2. Sky Ferreira, “Everything Is Embarrassing.” A singer in search of a sound finds it at last in her mesmerizing post-disco confession.
3. Usher, “Climax.” In a year packed with heavy-breathing R&B jams, Usher’s slo-mo come-on produced the most heat.
4. Miguel, “Adorn.” This “Sexual Healing”-esque ditty by L.A.’s Miguel – a left-field nominee for the song-of-the-year Grammy – ranked right behind “Climax” as a temperature-raiser.
5. Frank Ocean, “Thinkin Bout You.” L.A.’s other avant-soul rookie played it a bit cooler, in both senses of the word.
6. Taylor Swift, “We Are Never Ever Getting Back Together.” The country superstar finally completed her long-deferred transition to pop this year, wisely turning to Swedish hitmaker Max Martin for this talky, appealingly bratty kiss-off.
7. Kathleen Edwards, “Change the Sheets.” An unexpectedly soulful gem from this Canadian alt-country singer, burnished to a soft-pop glow by producer Justin Vernon of Bon Iver.
8. Kanye West featuring Big Sean, Pusha T and 2 Chainz, “Mercy.” 2 Chainz nails the vibe of this woozy posse cut in his show-closing verse: “I’m drunk and high at the same time / Drinking Champagne on the airplane.”

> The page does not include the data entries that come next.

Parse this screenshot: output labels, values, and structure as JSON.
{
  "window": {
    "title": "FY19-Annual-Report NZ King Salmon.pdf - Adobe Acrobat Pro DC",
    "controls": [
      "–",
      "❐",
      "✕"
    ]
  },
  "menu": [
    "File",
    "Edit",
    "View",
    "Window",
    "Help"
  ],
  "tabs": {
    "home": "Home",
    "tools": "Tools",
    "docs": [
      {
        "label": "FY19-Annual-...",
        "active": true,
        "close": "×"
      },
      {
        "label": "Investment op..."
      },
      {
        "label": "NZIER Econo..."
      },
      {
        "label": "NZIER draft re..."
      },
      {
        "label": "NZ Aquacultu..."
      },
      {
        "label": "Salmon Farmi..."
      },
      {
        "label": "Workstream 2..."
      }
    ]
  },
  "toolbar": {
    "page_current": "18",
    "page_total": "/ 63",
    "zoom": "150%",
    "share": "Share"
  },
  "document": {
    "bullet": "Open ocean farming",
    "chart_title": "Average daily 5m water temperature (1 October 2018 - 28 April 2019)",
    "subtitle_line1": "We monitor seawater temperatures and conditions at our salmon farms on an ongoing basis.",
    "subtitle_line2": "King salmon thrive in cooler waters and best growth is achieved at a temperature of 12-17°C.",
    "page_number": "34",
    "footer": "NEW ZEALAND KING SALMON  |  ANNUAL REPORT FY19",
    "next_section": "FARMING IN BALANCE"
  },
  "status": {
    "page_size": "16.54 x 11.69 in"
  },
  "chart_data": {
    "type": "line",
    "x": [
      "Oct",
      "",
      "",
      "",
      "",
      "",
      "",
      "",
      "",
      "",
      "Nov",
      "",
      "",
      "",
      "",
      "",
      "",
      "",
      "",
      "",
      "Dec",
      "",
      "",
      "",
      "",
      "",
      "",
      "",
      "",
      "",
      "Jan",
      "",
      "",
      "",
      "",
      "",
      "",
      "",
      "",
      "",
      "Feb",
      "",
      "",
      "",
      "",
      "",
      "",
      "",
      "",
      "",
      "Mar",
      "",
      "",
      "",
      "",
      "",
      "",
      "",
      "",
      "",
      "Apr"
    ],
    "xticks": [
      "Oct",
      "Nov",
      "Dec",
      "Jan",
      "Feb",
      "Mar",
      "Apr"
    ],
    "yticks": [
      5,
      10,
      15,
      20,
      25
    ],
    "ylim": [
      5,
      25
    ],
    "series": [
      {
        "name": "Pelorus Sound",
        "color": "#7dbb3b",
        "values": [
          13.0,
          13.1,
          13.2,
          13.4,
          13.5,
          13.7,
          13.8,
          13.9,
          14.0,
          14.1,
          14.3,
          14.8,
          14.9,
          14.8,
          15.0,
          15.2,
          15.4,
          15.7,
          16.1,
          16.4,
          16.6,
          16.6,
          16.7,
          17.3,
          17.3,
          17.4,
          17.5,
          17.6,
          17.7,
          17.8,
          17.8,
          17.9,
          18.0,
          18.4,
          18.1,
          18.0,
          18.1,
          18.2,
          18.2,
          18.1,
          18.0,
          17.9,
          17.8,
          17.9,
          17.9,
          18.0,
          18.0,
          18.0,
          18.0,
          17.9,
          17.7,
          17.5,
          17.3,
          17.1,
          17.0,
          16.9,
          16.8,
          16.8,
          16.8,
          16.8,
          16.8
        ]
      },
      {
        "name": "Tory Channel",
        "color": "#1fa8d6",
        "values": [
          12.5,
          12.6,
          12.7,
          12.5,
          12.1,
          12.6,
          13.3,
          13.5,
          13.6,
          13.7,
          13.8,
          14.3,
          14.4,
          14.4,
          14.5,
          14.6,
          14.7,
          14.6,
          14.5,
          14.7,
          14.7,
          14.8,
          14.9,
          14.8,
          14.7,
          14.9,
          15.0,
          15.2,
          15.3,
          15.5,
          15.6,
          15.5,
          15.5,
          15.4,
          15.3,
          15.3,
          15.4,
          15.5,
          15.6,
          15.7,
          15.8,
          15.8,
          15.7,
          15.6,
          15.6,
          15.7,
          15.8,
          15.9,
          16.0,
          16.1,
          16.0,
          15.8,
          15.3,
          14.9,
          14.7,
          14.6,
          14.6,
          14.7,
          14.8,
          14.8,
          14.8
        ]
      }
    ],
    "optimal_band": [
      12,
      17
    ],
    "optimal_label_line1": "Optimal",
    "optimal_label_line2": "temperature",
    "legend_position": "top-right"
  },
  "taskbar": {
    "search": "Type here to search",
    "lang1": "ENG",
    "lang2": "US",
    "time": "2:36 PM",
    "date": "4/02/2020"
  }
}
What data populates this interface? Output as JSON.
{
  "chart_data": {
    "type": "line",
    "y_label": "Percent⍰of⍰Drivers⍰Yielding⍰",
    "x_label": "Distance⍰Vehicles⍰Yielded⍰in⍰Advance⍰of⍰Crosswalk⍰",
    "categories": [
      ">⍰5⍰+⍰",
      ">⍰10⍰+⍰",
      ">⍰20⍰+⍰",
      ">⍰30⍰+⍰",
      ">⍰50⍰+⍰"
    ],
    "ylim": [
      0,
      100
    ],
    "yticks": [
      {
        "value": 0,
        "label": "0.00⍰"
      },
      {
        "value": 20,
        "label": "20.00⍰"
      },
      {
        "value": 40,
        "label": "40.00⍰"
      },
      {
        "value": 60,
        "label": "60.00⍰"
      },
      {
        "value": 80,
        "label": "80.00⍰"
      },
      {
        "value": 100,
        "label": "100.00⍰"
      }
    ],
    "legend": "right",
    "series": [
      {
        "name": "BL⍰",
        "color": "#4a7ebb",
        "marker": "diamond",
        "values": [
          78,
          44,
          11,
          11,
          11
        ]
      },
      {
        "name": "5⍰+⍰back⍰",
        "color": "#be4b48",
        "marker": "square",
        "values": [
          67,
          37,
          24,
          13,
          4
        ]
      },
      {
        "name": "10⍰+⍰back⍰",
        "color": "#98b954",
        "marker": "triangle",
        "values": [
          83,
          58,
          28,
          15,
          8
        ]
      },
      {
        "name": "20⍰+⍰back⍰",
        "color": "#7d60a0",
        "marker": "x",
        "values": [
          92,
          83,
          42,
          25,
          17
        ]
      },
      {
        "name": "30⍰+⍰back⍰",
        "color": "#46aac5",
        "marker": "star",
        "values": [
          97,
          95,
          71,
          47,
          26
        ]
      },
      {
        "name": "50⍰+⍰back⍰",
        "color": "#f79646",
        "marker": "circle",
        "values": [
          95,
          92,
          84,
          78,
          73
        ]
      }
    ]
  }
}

9. Little Big Town, “Pontoon.” Equal parts sweet and sleazy, the co-ed country act’s waterborne hit offered all kinds of fun in the sun.
10. The Rolling Stones, “Doom and Gloom.” It’s harder to imagine someone less qualified than Mick Jagger to opine on the troubles of the 99 percent. Yet coupled with Keith Richards’ grimy guitar – and over a killer groove by Charlie Watts – the Rolling Stone sells his street-fighting dissatisfaction.